Thoughtfull post Dade. I too have mixed feelings about what happened.
I understand that there were allegations but it seems as the state conflated the allegations into the massive action that was taken.
In between any community there are horrible stories of sexual abuse and other abuse.
But should the state be so quick to remove all children without so much as even knowing that one of the culprits was not even in the compound anymore.
Those children deserve to be protected but my gut instinct smells the usual heavy hand odour of state moralizing.
Minors should not marry. But polygamy is a grey area and one that the US unfairly demonizes.
If, as you say, consenting adults want to live in multi-partner relationships then who the hell is the state to intervene.
Polygamy in the US, like the death penalty, is legislated as a religious position and not one that is about law and order.
The constitution does specify religion as the sole ground for legislation. But then again, the state hardly recognizes this in practice.
I worry about those kids and their mothers.
In my head I want the constitutional principle of innocence before guilt to followed.
I suspect that we will find that the state acted foolishly and it will be too late for those poor families.
"Those children deserve to be protected but my gut instinct smells the usual heavy hand odour of state moralizing."
I agree with that statement, and am waiting for the other shoe to drop. Who is benefiting from the breaking up of this little enclave of counter-culture?
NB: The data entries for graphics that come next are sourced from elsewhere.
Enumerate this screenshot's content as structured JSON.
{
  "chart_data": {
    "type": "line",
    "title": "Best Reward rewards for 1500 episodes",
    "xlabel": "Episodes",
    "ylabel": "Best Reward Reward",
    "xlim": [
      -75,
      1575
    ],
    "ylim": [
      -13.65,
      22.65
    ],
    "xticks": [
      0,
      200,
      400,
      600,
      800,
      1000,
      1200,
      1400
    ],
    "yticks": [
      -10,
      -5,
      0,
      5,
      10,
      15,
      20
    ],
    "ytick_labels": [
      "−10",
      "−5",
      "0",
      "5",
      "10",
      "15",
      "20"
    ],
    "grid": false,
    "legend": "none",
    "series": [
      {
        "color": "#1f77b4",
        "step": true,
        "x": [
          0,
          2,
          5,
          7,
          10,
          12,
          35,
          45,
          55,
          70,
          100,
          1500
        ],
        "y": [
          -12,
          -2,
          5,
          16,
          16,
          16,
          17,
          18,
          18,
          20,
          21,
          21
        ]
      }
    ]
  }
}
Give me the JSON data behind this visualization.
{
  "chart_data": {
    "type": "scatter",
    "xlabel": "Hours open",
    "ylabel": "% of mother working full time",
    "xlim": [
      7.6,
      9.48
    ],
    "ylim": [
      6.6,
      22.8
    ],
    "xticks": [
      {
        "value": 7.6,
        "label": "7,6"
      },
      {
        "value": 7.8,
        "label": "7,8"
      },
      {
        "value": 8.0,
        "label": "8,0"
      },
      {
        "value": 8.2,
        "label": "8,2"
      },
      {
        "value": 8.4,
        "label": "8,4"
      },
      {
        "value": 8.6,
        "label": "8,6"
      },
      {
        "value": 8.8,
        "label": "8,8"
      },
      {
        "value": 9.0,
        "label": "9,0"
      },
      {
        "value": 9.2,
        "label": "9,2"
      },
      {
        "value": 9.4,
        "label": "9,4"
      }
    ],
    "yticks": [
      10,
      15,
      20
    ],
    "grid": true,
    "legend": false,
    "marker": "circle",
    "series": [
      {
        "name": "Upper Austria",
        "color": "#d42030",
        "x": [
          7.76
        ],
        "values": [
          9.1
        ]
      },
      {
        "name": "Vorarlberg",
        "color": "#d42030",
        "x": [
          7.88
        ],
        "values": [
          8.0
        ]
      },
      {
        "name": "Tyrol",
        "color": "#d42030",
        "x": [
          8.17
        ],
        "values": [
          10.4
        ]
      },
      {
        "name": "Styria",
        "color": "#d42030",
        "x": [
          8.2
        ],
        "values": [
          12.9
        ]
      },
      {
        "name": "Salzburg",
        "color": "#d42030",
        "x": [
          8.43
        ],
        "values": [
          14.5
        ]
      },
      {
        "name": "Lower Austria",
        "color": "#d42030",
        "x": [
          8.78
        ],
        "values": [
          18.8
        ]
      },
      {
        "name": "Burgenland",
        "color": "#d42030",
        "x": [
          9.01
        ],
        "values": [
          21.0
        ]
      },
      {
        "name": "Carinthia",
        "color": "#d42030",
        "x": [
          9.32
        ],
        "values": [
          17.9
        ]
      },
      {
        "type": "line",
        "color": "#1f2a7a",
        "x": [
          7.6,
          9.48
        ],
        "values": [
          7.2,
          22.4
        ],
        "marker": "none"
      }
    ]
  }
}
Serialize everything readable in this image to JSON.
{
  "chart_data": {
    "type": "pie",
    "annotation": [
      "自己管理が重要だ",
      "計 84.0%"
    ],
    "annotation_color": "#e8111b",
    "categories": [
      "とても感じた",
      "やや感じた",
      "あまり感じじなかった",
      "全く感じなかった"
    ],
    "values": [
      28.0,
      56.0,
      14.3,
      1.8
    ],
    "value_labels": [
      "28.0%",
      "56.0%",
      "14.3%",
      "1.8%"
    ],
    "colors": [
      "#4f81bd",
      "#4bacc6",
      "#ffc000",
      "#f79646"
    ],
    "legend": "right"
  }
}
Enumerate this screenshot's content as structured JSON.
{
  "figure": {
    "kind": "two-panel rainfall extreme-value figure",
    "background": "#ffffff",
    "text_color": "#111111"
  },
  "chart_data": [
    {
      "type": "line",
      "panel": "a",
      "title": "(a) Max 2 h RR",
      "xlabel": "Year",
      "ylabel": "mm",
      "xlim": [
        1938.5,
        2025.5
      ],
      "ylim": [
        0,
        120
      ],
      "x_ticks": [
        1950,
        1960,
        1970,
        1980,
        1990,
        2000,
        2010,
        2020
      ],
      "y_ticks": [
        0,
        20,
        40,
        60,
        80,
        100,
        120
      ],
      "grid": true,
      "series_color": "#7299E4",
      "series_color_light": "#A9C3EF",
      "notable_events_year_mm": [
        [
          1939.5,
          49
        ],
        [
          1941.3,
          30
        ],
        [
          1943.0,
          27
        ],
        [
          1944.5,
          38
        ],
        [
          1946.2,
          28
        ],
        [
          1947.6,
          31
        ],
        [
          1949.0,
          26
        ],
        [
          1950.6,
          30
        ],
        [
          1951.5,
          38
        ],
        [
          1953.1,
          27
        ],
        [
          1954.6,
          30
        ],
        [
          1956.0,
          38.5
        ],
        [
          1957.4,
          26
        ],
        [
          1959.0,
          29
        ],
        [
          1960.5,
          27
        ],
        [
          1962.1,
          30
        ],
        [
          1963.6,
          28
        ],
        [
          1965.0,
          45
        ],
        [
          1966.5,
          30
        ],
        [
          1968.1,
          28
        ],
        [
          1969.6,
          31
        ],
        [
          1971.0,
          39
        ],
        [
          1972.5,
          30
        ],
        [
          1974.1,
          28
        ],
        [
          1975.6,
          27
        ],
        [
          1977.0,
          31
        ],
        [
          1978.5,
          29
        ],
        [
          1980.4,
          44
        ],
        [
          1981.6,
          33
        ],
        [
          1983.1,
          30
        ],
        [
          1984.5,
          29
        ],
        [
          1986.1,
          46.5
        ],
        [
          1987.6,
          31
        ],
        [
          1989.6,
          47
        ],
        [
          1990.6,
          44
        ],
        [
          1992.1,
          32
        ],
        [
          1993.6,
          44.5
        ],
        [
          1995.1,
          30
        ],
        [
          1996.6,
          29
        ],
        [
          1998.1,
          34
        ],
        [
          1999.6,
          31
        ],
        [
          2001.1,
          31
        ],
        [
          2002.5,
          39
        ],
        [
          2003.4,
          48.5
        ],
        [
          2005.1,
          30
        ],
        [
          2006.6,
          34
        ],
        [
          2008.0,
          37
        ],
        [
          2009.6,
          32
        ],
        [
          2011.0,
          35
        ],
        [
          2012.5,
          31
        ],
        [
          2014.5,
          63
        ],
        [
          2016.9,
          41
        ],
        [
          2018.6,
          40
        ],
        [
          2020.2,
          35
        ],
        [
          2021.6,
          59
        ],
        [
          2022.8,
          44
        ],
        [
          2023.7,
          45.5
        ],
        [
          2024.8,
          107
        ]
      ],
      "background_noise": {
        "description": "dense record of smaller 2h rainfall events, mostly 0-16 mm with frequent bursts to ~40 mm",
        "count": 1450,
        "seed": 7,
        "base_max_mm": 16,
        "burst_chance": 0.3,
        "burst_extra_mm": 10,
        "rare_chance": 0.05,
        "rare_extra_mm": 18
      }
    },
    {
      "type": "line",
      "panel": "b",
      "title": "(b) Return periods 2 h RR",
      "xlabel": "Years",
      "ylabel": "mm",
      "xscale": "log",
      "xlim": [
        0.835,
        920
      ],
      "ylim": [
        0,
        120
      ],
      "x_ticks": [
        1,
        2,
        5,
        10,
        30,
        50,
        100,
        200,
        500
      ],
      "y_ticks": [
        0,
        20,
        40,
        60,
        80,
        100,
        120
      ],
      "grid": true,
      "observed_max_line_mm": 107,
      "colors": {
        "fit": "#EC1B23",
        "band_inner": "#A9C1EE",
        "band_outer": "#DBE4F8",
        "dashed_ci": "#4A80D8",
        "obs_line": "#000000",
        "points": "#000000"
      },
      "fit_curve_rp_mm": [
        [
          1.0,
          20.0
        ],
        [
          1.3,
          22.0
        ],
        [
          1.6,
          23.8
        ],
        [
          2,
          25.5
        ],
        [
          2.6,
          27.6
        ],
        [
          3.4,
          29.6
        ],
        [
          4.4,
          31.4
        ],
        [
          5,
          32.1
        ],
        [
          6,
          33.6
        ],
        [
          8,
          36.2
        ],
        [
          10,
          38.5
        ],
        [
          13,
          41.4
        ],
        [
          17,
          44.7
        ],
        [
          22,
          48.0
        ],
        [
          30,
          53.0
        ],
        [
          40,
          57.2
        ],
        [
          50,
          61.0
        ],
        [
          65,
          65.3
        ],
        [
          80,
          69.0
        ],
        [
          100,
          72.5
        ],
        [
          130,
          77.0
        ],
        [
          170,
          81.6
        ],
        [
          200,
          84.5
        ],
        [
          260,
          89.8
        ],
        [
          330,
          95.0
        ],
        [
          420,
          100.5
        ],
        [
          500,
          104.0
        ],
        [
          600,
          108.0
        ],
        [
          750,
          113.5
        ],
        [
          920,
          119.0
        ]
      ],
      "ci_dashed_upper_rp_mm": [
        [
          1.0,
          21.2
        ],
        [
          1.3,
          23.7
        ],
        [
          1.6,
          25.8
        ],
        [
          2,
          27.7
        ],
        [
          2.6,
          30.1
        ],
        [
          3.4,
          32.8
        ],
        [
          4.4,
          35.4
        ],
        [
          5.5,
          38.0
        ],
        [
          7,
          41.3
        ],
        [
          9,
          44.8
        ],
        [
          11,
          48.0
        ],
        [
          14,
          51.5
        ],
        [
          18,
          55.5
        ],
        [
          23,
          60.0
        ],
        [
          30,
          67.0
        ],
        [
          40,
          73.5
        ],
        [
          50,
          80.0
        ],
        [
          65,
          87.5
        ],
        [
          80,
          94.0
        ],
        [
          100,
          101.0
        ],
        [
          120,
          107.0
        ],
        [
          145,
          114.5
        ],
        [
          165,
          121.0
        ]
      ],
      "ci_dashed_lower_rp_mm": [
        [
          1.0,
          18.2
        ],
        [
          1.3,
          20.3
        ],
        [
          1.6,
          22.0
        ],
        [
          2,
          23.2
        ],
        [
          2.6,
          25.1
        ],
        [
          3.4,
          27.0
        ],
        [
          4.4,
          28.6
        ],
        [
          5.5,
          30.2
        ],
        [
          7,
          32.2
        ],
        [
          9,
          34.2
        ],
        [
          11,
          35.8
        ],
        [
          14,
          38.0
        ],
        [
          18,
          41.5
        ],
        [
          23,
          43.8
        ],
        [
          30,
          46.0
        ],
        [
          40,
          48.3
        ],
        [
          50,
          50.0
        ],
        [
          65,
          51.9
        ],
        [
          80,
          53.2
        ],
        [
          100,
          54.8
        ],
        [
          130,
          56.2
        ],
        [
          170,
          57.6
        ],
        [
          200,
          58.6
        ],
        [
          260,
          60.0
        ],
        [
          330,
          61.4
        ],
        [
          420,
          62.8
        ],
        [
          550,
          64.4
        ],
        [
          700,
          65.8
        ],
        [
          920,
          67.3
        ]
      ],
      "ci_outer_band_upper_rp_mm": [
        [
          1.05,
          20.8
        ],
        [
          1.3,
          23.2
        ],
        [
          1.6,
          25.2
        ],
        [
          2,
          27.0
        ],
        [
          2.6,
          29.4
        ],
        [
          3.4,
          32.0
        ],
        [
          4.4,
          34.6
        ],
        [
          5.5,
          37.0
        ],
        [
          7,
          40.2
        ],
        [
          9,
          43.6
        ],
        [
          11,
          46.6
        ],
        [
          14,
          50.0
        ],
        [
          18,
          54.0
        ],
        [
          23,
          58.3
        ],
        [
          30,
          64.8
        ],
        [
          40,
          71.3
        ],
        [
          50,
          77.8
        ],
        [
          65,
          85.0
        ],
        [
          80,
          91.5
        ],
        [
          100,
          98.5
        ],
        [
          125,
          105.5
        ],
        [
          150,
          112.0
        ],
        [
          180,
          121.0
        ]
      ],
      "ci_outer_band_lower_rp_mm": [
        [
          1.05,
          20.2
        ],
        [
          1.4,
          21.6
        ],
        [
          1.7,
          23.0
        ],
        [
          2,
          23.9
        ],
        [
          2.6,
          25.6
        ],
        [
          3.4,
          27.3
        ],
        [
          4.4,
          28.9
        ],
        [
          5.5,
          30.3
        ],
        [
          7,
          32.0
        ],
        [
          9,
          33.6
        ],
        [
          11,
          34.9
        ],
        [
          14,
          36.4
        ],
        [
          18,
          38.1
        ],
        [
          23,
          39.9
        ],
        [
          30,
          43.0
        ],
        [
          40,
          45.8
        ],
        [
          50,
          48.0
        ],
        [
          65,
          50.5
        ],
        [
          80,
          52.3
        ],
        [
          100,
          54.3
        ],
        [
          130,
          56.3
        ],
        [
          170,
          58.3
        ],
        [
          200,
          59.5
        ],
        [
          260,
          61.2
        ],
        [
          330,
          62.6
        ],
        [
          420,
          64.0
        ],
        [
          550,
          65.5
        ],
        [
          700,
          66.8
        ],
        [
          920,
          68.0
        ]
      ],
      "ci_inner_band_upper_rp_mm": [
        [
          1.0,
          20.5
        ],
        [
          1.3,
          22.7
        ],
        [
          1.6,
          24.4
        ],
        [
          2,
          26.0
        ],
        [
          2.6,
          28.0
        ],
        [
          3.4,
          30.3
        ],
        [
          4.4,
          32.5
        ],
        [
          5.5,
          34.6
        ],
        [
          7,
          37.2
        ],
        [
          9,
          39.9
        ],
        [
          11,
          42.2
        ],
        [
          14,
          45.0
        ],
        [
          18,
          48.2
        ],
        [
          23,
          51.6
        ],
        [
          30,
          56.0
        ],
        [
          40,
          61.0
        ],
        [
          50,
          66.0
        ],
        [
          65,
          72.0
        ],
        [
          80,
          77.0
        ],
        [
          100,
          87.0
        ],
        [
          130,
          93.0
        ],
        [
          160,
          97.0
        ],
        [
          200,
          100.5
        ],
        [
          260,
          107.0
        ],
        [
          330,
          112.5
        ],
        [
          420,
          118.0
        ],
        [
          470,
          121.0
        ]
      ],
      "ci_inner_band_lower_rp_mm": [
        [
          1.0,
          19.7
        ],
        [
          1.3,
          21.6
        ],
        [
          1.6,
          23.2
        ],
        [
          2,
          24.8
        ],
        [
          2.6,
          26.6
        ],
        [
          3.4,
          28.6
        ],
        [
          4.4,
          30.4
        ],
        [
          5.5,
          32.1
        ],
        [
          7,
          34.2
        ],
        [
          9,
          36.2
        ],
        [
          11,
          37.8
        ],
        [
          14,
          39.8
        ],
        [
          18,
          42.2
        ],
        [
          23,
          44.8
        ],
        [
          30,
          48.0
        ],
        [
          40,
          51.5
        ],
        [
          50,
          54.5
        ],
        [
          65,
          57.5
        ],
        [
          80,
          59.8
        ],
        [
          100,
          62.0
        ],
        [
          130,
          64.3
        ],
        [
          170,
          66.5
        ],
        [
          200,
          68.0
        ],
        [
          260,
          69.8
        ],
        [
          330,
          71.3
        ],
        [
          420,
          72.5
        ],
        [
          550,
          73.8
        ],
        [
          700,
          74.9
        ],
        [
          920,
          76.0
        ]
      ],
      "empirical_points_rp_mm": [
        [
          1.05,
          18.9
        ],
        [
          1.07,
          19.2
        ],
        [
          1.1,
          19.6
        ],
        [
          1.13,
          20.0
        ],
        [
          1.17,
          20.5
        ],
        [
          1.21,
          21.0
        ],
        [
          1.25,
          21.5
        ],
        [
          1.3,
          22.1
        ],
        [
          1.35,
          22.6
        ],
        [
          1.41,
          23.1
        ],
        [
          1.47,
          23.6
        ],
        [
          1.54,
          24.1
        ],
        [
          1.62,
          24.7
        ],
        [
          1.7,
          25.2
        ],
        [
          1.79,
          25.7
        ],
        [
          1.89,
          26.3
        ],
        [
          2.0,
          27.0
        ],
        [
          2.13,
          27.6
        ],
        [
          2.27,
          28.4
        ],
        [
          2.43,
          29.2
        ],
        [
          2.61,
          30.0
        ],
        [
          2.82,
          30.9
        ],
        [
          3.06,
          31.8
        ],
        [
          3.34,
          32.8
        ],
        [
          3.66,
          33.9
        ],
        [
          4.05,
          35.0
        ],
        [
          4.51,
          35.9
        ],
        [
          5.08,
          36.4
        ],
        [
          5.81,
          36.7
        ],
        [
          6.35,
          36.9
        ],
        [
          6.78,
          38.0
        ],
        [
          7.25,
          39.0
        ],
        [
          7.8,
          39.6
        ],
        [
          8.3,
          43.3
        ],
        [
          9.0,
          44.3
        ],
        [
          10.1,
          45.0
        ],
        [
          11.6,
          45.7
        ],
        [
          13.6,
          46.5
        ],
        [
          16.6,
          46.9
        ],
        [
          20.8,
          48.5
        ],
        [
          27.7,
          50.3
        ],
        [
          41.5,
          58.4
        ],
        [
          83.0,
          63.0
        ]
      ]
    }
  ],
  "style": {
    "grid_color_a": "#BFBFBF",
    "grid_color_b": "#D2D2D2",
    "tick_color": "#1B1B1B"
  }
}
Whose image is enhanced by rescuing these youngsters?
One wonders if these actions, which did not result in a "compound" being turned into an inferno, with little children being roasted alive inside, have been performed to mitigate the horrible memory of David Koresh's group at Waco?
The Larry King interview made me more likely to believe in abuse, not less. The women were clearly cowed and not able or allowed to answer simple questions. Expecting one of these brain-washed women to stand up for the rights of a child is naive at best.